À plus d’une reprise, comme, par exemple, dans l’histoire de la veuve de Sarepta (comp. Luc 26), Dieu honora le prophète Élie, en se servant de lui pour nous représenter certains caractères isolés de son Bien-aimé, mais le dernier jour de sa carrière prophétique est employé à illustrer la vie, la mort, l’ascension du Messie, et les bénédictions qui devaient en découler pour son peuple. Ce privilège d’Élie est, dans une mesure, celui de tout croyant, car chacun de nous est appelé à reproduire les caractères de Christ dans le monde. S’il est vrai que nous sommes «en Lui» devant Dieu, il est aussi vrai qu’il est «en nous» devant le monde, et que nous sommes appelés à le manifester aux yeux de tous. Si le chrétien est fidèle, il sera une copie qui fera d’emblée reconnaître son modèle. Celui qui ne voit pas dans ce chapitre la vérité dont nous parlons, n’y a, de fait, rien vu. Seulement, nous l’avons dit, tout nous y est présenté sous un jour mystérieux. Ce qui ajoute au mystère, c’est qu’Élie n’y est pas seul. Élisée, son compagnon prophète et son serviteur, ne l’abandonne pas un seul instant, et le voit monter au ciel, puis revient visiter les «fils des prophètes», dont les circonstances remplissent toute la suite de notre histoire.

 

Élie, type de Christ

«Et il arriva que, lorsque l’Éternel fit monter Élie aux cieux dans un tourbillon, Élie et Élisée partirent de Guilgal». Le prophète a quatre étapes à faire avant d’être enlevé au ciel: Guilgal, Béthel, Jéricho et le Jourdain. Au commencement de sa carrière, il avait été envoyé pour ramener à l’Éternel le cœur du peuple. Sa mission, accomplie fidèlement, avait, en fin de compte, totalement échoué. Israël, après un retour momentané, lors de la destruction des prêtres de Baal, ne s’était pas réellement repenti, et les rois avaient persisté dans leur idolâtrie. Jésus, dans sa mission, échoua de la même manière auprès du peuple remonté de la captivité. Le prophète est maintenant envoyé de Dieu, comme Christ dans les évangiles, pour retracer, par la puissance du Saint Esprit, le chemin qu’Israël aurait dû suivre, mais qu’il avait semé d’infidélités et de ruines, en manquant à sa responsabilité. «L’Éternel m’envoie», telles sont, à chaque étape, les paroles d’Élie à son fidèle compagnon (v. 2, 4, 6). Telles sont aussi les paroles du Seigneur dans les évangiles, et surtout dans celui de Jean où il se présente constamment comme envoyé du Père.
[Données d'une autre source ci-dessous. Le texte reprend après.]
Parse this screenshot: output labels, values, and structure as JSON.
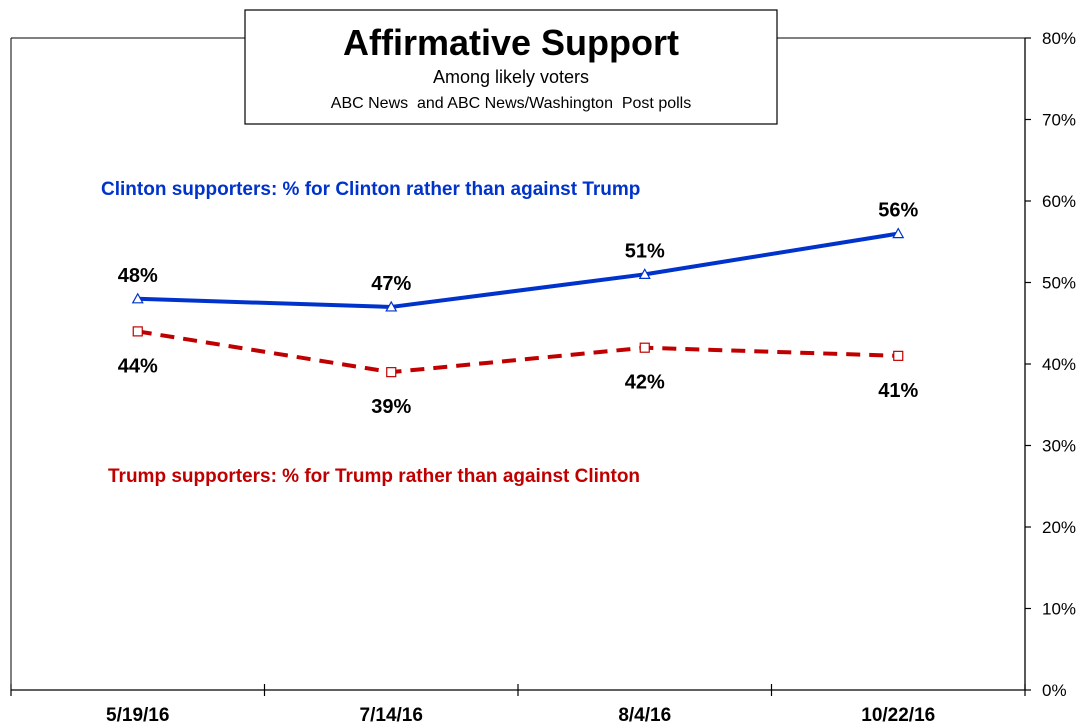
{
  "chart_data": {
    "type": "line",
    "title": "Affirmative Support",
    "subtitle": "Among likely voters",
    "source": "ABC News  and ABC News/Washington  Post polls",
    "categories": [
      "5/19/16",
      "7/14/16",
      "8/4/16",
      "10/22/16"
    ],
    "ylim": [
      0,
      80
    ],
    "yticks": [
      0,
      10,
      20,
      30,
      40,
      50,
      60,
      70,
      80
    ],
    "ytick_labels": [
      "0%",
      "10%",
      "20%",
      "30%",
      "40%",
      "50%",
      "60%",
      "70%",
      "80%"
    ],
    "grid": false,
    "y_axis_side": "right",
    "series": [
      {
        "values": [
          48,
          47,
          51,
          56
        ],
        "labels": [
          "48%",
          "47%",
          "51%",
          "56%"
        ],
        "color": "#0033cc",
        "line_style": "solid",
        "marker": "triangle"
      },
      {
        "values": [
          44,
          39,
          42,
          41
        ],
        "labels": [
          "44%",
          "39%",
          "42%",
          "41%"
        ],
        "color": "#c00000",
        "line_style": "dashed",
        "marker": "square"
      }
    ],
    "annotations": [
      {
        "text": "Clinton supporters: % for Clinton rather than against Trump",
        "color": "#0033cc"
      },
      {
        "text": "Trump supporters: % for Trump rather than against Clinton",
        "color": "#c00000"
      }
    ]
  }
}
Mais, examinons d’abord quel avait été ce chemin pour Israël.

 

L’Éternel, après avoir fait traverser le Jourdain à son peuple, avait roulé de dessus lui l’opprobre d’Égypte par la circoncision de Guilgal, car aucun des fils de ceux qui étaient sortis d’Égypte n’avait été circoncis dans le désert (Jos. 5:5-9). Puis il avait fait tomber devant Israël, Jéricho, forteresse de l’ennemi, condamnant cette ville à l’interdit et à la malédiction, pour introduire à la fin son peuple dans la jouissance des bénédictions promises autrefois à Jacob en Béthel (Gen. 35:9). Israël s’était-il maintenu dans ces bénédictions? En aucune manière. «Toute leur méchanceté», lui dit plus tard le prophète Osée, «est à Guilgal, car là, je les ai haïs; à cause de la méchanceté de leurs actions, je les chasserai de ma maison (Béthel). Je ne les aimerai plus» (Os. 9:15). Et encore: «Venez à Béthel, et péchez!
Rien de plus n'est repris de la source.